Statistics - What, why and how (Part 2)
In my last post, I wrote about what statistics are and how they're created. In this post, I'll be covering where the Query Optimizer (QO from now on) gets the estimated row counts that show up in an execution plan.
In an execution plan, all of the operators have an associated cost.
Part of determining that cost can be cardinality - or the number of rows that are expected to by returned by that operation.
That number, as I'm sure that you can guess, comes from statistics, if they exist. As I mentioned in my last post, if there aren't statistics on a column, then the QO has to guess and that rarely turns out well.
Using the DBCC SHOW_STATISTICS command, we can actually see the data that the QO is using in its decision making. DBCC SHOW_STATISTICS returns something called a statistics object. You'll pass in a table or indexed view name along with an index, column or statistic name.
DBCC SHOW_STATISTICS(N'Person.Person', N'IX_Person_LastName_FirstName_MiddleName');
There are three parts to the statistics object, so let's go through them.
The header provides meta data about this particular statistic:
- Name: If the statistic was created as a result of index creation, the name will match the index name. If it was user created, it will be the name provided. If the statistic was auto-created (as a result of having AUTO_CREATE_STATISTICS enabled), the name will be _WA_SYS__ - so something like _WA_Sys_00000004_21B6055D.
- Updated: Pretty straightforward, but good to know - this is the date that this set of statistics was last updated.
- Rows and Rows Sampled: Statistics, like indexes, can be built or rebuilt either with a full scan or a sample. These two fields will let you know which was used.
- Steps: This lets you know the number of steps used in the histogram (see below). Think of steps as buckets that can hold a range of data.
- Density: While density is important, the density shown in the header is for backwards compatibility for versions earlier than SQL Server 2008. The density that you'll want to see is covered in the next section.
- Average key length/String Index/Filter Expression/Unfiltered Rows: These columns provide more information about the statistics - storage needs, data type and if it's filtered. Like indexes, statistics can also be filtered.

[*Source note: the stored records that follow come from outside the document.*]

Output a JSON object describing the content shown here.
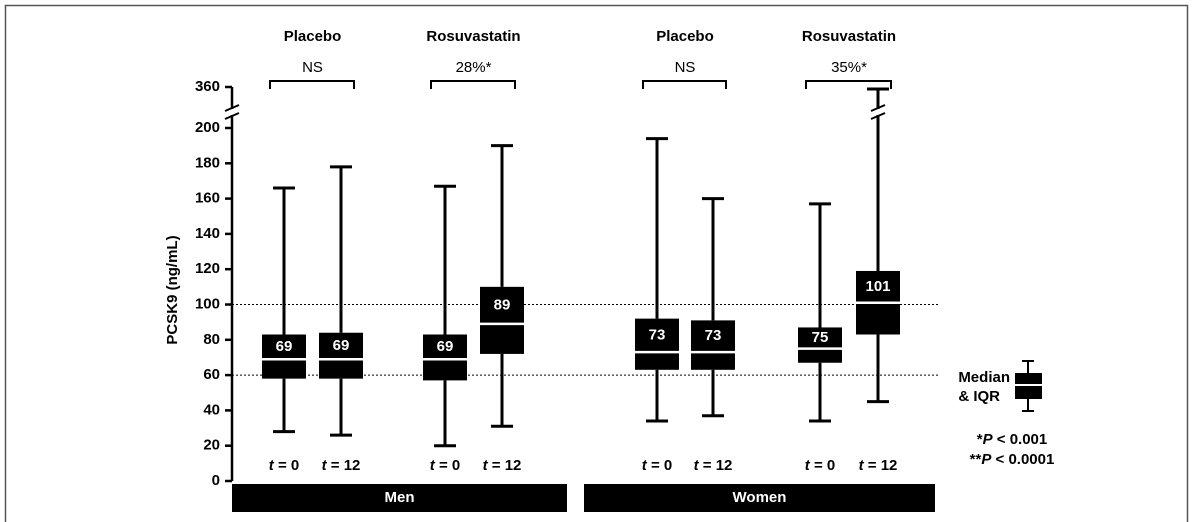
{
  "chart_data": {
    "type": "box",
    "y_label": "PCSK9 (ng/mL)",
    "ylim": [
      0,
      360
    ],
    "yticks": [
      0,
      20,
      40,
      60,
      80,
      100,
      120,
      140,
      160,
      180,
      200,
      360
    ],
    "axis_break": true,
    "hlines": [
      100,
      60
    ],
    "color": "#000000",
    "sexes": [
      "Men",
      "Women"
    ],
    "treatments": [
      {
        "label": "Placebo",
        "comparison": "NS"
      },
      {
        "label": "Rosuvastatin",
        "comparison": "28%*"
      },
      {
        "label": "Placebo",
        "comparison": "NS"
      },
      {
        "label": "Rosuvastatin",
        "comparison": "35%*"
      }
    ],
    "boxes": [
      {
        "label": "t = 0",
        "whisker_low": 28,
        "q1": 58,
        "median": 69,
        "q3": 83,
        "whisker_high": 166
      },
      {
        "label": "t = 12",
        "whisker_low": 26,
        "q1": 58,
        "median": 69,
        "q3": 84,
        "whisker_high": 178
      },
      {
        "label": "t = 0",
        "whisker_low": 20,
        "q1": 57,
        "median": 69,
        "q3": 83,
        "whisker_high": 167
      },
      {
        "label": "t = 12",
        "whisker_low": 31,
        "q1": 72,
        "median": 89,
        "q3": 110,
        "whisker_high": 190
      },
      {
        "label": "t = 0",
        "whisker_low": 34,
        "q1": 63,
        "median": 73,
        "q3": 92,
        "whisker_high": 194
      },
      {
        "label": "t = 12",
        "whisker_low": 37,
        "q1": 63,
        "median": 73,
        "q3": 91,
        "whisker_high": 160
      },
      {
        "label": "t = 0",
        "whisker_low": 34,
        "q1": 67,
        "median": 75,
        "q3": 87,
        "whisker_high": 157
      },
      {
        "label": "t = 12",
        "whisker_low": 45,
        "q1": 83,
        "median": 101,
        "q3": 119,
        "whisker_high": 350
      }
    ],
    "legend": {
      "line1": "Median",
      "line2": "& IQR"
    },
    "footnotes": [
      "*P < 0.001",
      "**P < 0.0001"
    ]
  }
}
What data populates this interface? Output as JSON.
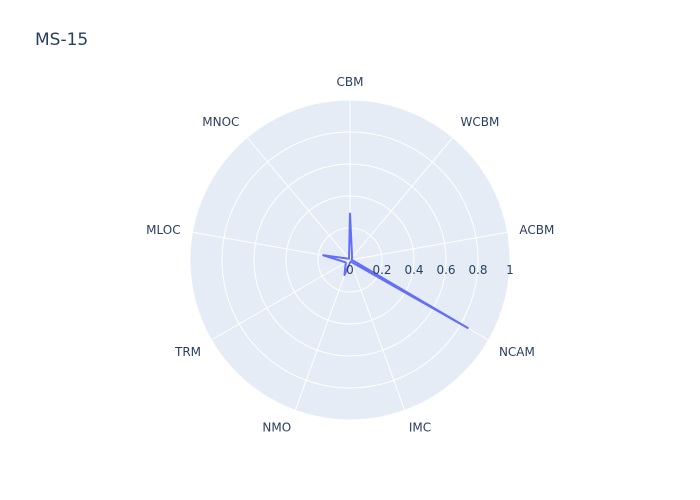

The second section of the statistics object is called the density vector. Density, in regards to statistics, has to do with the number of unique values in the column. In other words, if you ran a SELECT DISTINCT (columnname) - the number of unique records returned would give you the density. Density is represented by a number greater than zero (0) and less than or equal to one (1). The density value is determined by dividing one by the number of distinct values (1/n). A density of one would indicate that there is one unique value.
While the histogram (explained below) provides cardinality estimates for distinct values, the density can be used to make an educated guess when the values aren't known at runtime or don't exist in the histogram. The OPTIMIZE FOR UNKNOWN query hint actually uses the All Density value multiplied by the number of rows to estimate the number of rows returned without knowing the parameter value at runtime.
Statistics that are created on indexes are created on the first column of the index. That being said, the density vector will display the estimated density for the combination of fields. For example, a statistic on column A where the index consists of A,B,C would show the density for A, for A, B and for A, B, C. One thing to keep in mind is that there is an algorithm that determines those densities - so it may or may not return valid results. This algorithm changed for SQL Server 2014 - for more information, read the white paper available here.
The histogram returned by DBCC SHOW_STATISTICS is a table structure that shows the values that exist within a column. For this type of histogram, there is maximum of 200 steps, so if there are more than 200 distinct values, they are grouped together in an ordered data range. For example, if a column had numeric values between 1 and 500, the first step might contain value 1, the second 2-8, the third 9-13, etc.
There are five columns in a histogram:
- RANGE_HI_KEY: This is the highest value in the current step.
- RANGE_ROWS: This contains the number of rows for values greater than the previous HI_KEY and the current HI_KEY.
- EQ_ROWS: The number of rows that match the HI_KEY
- DISTINCT_RANGE_ROWS: The number of distinct values between the previous HI_KEY and the current HI_KEY
- AVG_RANGE_ROWS: The average number of rows per value between the previous HI_KEY and the current HI_KEY. This equates to the RANGE_ROWS/DISTINCT_RANGE_ROWS.
In the example above, if we were to query for LastName = 'Alvarez', since Alvarez is a HI_KEY value, the QO would look at the EQ_ROWS column and see that 99 rows would be returned.
If we were to query for LastName = 'Alvaro', that value is between Alvarez and Anand. Looking at the RANGE_ROWS for Anand, we can see that there are 2 rows between the previous HI_KEY (Alvarez) and the current HI_KEY (Anand). We can also see that there are 2 DISTINCT_RANGE_ROWS. 2/2 provides an AVG_RANGE_ROW value of 1, so the QO will return estimated rows equal to 1.
Hopefully this provides some insight into how the QO determines how many rows to expect. In the next post, I'll talk a little more about the impact of these cardinality estimations.